If you want to fly in, Manzanillo is close by, making the spot ideal for longer stays. The water here is super warm, the town is big enough to keep you occupied, and it felt chill and safe. It’s a bustling, working town to be sure, but the action is spread around. For people looking for trendy restaurants and more intensive tourist options – maybe not for you. For lazing around, hiking to a viewpoint, and at most taking a drive to a nearby beach, it’s plenty.
Michoacán: This is a wild coast. There are barely any tourist services here. Indeed, there are barely any services at all. In many spots, the mountains plunge right to the sea and it’s a slow route with a lot of winding round dramatic overlooks. Our timing was off and the one place we intended to stay was overrun with New Years revellers, apparently content to sleep on the sand in tents in tightly packed rows. You can press on from Manzanillo to Lázaro Cárdenas in single day and that might be the best choice if intent on continuing on this way – this part of the state, while beautiful in places, has plenty of challenges. Lázaro Cárdenas is big and ugly, but you can get a room there or in nearby Playa Azul. In between, there is almost nothing to be found outside of a few overpriced rentals (I guess, it’s big for surfing). Really, it’s for camping – just not at Christmas or New Years.
Zihuatanejo: If you’ve gone this far, you have to press on to Zihuatanejo and Ixtapa.

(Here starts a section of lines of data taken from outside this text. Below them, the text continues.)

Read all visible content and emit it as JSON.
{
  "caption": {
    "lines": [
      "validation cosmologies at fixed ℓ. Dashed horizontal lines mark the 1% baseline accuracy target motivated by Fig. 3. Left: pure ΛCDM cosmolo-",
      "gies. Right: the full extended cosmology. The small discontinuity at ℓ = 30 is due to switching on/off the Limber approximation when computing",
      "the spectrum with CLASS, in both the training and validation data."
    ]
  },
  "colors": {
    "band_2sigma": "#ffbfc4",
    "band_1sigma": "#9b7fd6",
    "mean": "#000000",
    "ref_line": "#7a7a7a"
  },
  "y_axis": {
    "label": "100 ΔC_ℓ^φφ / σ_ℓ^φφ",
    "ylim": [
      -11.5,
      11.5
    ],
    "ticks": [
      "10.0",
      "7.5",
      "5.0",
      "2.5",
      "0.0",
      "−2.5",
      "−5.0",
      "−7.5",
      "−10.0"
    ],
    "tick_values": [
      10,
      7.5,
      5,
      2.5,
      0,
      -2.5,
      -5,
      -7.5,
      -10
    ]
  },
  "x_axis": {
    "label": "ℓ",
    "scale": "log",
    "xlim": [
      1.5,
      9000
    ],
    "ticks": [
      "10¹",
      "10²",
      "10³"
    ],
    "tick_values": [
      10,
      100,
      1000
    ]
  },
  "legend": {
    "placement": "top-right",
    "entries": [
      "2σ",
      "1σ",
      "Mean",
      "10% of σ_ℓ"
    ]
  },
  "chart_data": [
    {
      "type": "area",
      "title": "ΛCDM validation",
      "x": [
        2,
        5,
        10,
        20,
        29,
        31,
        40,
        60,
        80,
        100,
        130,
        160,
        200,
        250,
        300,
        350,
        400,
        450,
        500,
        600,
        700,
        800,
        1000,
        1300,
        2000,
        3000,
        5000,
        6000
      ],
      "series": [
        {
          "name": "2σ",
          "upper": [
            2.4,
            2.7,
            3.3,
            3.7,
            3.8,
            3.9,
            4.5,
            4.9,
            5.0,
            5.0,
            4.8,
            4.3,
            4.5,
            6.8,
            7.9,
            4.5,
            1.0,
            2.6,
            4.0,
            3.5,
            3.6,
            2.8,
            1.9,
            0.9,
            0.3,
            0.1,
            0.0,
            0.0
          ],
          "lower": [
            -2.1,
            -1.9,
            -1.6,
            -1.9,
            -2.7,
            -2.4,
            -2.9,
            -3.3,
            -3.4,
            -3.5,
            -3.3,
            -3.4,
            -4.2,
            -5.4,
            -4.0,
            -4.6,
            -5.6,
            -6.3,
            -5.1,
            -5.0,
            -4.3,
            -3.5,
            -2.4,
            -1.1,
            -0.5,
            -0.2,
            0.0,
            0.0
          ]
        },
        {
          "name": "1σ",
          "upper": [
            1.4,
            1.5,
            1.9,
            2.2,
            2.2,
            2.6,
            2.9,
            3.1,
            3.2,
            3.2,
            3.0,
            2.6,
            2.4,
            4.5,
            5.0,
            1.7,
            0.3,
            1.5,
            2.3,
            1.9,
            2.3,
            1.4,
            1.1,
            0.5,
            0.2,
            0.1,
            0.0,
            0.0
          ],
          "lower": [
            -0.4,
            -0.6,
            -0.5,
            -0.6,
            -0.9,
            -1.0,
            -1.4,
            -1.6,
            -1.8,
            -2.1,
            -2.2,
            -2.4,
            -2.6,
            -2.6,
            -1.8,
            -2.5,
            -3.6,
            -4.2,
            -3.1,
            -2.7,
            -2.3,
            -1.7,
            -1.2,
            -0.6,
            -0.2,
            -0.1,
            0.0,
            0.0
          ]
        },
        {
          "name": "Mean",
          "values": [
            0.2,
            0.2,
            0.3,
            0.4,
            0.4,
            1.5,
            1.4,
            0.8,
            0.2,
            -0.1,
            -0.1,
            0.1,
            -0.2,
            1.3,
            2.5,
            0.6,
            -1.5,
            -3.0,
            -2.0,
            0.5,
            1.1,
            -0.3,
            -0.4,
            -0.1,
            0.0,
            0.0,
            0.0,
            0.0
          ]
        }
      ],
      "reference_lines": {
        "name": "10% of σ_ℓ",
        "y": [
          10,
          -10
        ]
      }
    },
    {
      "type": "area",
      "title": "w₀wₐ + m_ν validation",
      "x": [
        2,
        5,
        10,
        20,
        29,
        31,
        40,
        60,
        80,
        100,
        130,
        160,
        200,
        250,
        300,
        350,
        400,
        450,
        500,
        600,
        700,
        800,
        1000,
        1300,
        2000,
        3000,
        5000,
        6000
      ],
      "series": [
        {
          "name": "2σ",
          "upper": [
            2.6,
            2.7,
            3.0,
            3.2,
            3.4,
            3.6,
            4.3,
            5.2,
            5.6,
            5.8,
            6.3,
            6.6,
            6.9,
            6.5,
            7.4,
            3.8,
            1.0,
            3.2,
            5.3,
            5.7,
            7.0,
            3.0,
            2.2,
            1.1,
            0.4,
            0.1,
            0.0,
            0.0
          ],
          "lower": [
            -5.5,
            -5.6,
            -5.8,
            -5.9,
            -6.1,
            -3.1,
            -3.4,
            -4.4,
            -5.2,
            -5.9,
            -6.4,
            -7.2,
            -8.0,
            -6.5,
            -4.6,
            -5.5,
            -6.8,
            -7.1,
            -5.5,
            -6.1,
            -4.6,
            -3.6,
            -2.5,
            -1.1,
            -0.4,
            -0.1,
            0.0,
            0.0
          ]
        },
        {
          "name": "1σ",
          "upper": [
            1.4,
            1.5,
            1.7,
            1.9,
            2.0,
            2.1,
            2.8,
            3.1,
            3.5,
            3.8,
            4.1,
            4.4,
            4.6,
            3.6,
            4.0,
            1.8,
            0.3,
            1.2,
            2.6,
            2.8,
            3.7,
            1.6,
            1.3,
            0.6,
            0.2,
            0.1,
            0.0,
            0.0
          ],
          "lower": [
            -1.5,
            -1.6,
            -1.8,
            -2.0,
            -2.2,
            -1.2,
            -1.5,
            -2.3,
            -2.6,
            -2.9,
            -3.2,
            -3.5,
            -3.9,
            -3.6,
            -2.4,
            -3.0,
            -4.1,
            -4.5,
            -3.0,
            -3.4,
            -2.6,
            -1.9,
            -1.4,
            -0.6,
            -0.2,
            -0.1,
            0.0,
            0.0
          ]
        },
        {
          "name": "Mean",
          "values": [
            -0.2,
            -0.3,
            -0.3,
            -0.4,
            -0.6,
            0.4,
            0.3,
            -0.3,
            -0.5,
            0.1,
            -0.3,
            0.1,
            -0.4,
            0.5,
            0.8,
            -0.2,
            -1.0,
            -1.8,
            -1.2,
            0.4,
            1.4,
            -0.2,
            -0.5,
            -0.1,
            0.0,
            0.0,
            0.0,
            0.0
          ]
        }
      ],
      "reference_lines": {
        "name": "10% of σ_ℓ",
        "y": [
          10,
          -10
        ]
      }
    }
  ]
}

The former is a former fishing village on a fabulous bay turned minor tourist hit, the latter, the attempt of the Mexican government to construct a new mega-resort town from scratch. That second description doesn’t sound like a winner, but the two places compliment each other well, separated by a 20 minute drive and a hilly headland.
We stayed in Zihua. It’s a proper town that has the benefit of numerous beautiful beaches, good dining options, and hot hot weather. This is Guerrero so expect to feel the presence of the military here more than a place like Jalisco. In our stay, we never felt a shred of danger, but it’s not that kind of danger. It’s big and flashy and hopefully stays to other cities and lawless mountain roads. This place is kind of like a smaller Vallarta or what Sayulita might be able to be if it had a bit more room to expand. It was nice to see gringos again (to be honest) and some have been coming here for years – it’s just one of those places. I wouldn’t stay in Ixtapa, but they have wonderful paved trails for biking/running/walking. There is a beach behind the resorts, but it’s not the kind the you want. Way at the far (north) end, you can find a bit of wilderness if you want a change.
From here, Acapulco is not too far away, but it’s a place now perpetually on the ‘do not visit’ list. Then after a long stretch you can get to beaches in Oaxaca. In between, I don’t know, it’s kind of off the map. Overall, it’s not the way you want to go. Better to head inland (here or maybe back in Colima) and change things up.
*Not quite accurate. We’ll be back to the Pacific way south in Oaxaca on the trip home, but we’ll tackle that on its own.